Citroën 11 BL Légère Traction Avant 1952 (3520)

Citroën 11 BL Légère Traction Avant 1952 (3520)

Manufacturer: Citroën S.A., Groupe PSA Peugeot Citroën, Saint-Ouen – France
Type: 11 BL Traction Avant Légère 11CV
Production time: mid-year 1946 – mid-year 1953
Production outlet: 248,597
Production time: 1934 – 1957 (all TA’s)
Production outlet: 759,123 (all TA’s)
Engine: 1911cc straight-4 Citroën 116.7 CID OHV
Power: 56 bhp / 3.800 rpm
Torque: 119 Nm / 2.000 rpm
Drivetrain: front wheels
Speed: 117 km/h
Curb weight: 1050 kg
Wheelbase: 121.6 inch
Chassis: arc-welded steel unibody/monocoque
Steering: Gemmer rack and pinion
Gearbox: three-speed manual / II and III synchronized / dashborad/umbrella shift
Clutch: single dry plate disc
Carburettor: Solex 32BPIC or Zenith 32IN
Fuel tank: 45 liter
Electric system: 6 Volts 75 Ah
Ignition system: distributor and coil
Brakes front: Lockheed hydraulic drums
Brakes rear: Lockheed hydraulic drums
Suspension front: independent wishbones, triangle-bar, torsion bars, + hydraulic Spicer-telescopic shock absorbers
Suspension rear: beam axle, Panhard rod, unequal trailing arms, torsion bar, cart-type leaf springs + hydraulic Spicer-telescopic shock absorbers
Rear axle: live
Differential: spiral bevel 3,43:1
Wheels: 16 inch steel discs
Tires: 165 – 400
Options: luggage rack, roof rack, wood and leather trim

Special:
– The Traction Avant (French for “front wheel drive”) is designed by André Lefèbvre (spiritual father), Jean Daninos and Flaminio Bertoni (final design) and was the first mass produced front wheel drive and fully arc-welded unibody construction car in the world, until 1953 only available in black. The low-slung arrangement also eliminated the need for running boards to step into or out of the vehicle.
– The original plan was to built the TA with an automatic gearbox. The first generation automatic gearboxes had "big troubles" and was nicknamed "Friteuse" (“Fryer”), because it boiled constantly the oil in it.
– Although the ingenious structure dating from 1934, it remained in production until 1957. And not because there was no successor (DS 1955), but simply because there were still too many "fans" of this vehicle.
– They could be delivered as "7CV’, 11BL "Légère" (as Sedan, Cabrio and Faux-Cabrio), 11BN "Normale" (as Sedan, Cabrio en Faux-Cabrio), 11BC "Commerciale" (with large tailgate), 11BF "Familiale" (with six side windows and folding chairs ("strapontins"), "Limousine" (without folding chairs), 15/6F, 15/6C (6 cylinder luxury versions) with a trunk or a spare wheel at the back.
– The 7-series is produced until 1939.
– Coupes and Convertibles were only built before WWII.
– During the 23 years of production, the war years included, only a few notable changes to the Traction Avant were applied.
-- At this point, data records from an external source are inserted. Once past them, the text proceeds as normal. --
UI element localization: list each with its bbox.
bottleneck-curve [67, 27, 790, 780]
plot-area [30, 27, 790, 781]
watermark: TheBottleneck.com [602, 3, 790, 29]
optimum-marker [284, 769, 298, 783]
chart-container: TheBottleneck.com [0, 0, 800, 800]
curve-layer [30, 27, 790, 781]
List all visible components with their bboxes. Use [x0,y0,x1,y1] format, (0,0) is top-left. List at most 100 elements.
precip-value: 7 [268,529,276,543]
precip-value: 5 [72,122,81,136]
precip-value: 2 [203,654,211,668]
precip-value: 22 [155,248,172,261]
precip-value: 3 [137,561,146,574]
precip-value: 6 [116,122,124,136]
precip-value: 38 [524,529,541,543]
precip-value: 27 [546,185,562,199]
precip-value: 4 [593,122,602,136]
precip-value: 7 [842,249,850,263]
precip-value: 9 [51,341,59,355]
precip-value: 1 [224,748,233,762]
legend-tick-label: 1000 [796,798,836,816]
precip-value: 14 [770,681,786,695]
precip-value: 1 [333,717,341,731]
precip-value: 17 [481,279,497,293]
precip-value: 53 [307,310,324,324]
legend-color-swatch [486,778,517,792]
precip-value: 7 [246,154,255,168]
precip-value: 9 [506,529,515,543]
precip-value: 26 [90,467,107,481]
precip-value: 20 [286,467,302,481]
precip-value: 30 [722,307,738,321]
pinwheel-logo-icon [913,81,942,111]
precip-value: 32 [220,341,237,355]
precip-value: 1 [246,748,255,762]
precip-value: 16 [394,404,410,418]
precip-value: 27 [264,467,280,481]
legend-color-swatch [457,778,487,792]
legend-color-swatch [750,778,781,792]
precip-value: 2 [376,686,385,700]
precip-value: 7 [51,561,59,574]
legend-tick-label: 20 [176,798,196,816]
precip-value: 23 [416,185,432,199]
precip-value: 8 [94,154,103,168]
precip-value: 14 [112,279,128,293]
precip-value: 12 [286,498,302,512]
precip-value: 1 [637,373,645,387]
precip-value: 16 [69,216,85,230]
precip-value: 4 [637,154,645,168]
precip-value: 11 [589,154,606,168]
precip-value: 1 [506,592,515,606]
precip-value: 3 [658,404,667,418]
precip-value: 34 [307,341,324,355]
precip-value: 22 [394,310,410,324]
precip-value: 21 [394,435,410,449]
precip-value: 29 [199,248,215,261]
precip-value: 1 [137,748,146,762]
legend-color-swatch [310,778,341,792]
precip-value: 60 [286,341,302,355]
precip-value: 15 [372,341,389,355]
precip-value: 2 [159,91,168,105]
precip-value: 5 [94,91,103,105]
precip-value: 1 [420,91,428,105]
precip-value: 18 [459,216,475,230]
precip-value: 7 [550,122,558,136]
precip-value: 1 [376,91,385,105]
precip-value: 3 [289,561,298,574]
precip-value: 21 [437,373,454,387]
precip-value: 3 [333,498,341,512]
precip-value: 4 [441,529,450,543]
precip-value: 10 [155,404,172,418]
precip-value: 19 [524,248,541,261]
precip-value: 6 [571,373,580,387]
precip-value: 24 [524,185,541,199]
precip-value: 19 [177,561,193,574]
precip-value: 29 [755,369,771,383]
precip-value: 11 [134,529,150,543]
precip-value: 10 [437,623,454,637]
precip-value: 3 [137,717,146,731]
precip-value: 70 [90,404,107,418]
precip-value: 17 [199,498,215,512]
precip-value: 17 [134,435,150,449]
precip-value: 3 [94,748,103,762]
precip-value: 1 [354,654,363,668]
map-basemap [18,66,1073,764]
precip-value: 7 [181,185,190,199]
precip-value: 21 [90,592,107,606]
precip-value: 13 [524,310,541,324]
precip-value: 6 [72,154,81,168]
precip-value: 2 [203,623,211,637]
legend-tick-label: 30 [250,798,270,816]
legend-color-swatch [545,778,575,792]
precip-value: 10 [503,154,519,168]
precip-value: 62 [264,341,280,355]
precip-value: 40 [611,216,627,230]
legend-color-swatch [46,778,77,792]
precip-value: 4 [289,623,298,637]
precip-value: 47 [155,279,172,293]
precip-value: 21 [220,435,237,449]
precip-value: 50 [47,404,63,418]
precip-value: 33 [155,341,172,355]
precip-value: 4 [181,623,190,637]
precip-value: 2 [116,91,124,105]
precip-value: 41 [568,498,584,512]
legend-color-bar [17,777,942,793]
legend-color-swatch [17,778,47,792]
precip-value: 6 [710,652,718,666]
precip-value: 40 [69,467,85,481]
The most conspicuous is the modification of July 1952, when the spare wheel disappeared under the trunk instead of the familiar “wheel” back.
– On that occasion the windscreen wipers moved to the bottom of the windshield and bumpers became the straight rather than the graceful "mustaches" of yesteryear.
– Technically only small modifications were made, but never drastic, for instance compression ratio of the engine by improving petrol.
– To the urgent call of many customers to a more robust gearbox with four gears, to a less susceptible driveshafts and a more robust and less complicated front suspension was never given a call by Citroën. They were not interested in improving the TA. Only in developing their models of the future: the 2CV (1948) and the DS (1955).
– The Traction Avants were assembled in Paris (France), in Cologne (Germany), Copenhagen (Denmark), in Vorst (Belgium) and in Slough (United Kingdom, right-hand drive).
– Some prototypes with 22CV (100 bhp) V-8 engines (about 4 liters) were exhibited at the Paris Motor Show in October 1934. Citroën had a dozen of these special cars produced.
– This 22CV, however, never went into production and when Citroën was taken over by Michelin in 1935 (bankrupt), the prototypes had been converted to normal models 11.
– The story / rumor goes that some copies of the 22 still been delivered to customers. Where these cars have been and what happened to it, is one of the great mysteries surrounding the Traction Avant.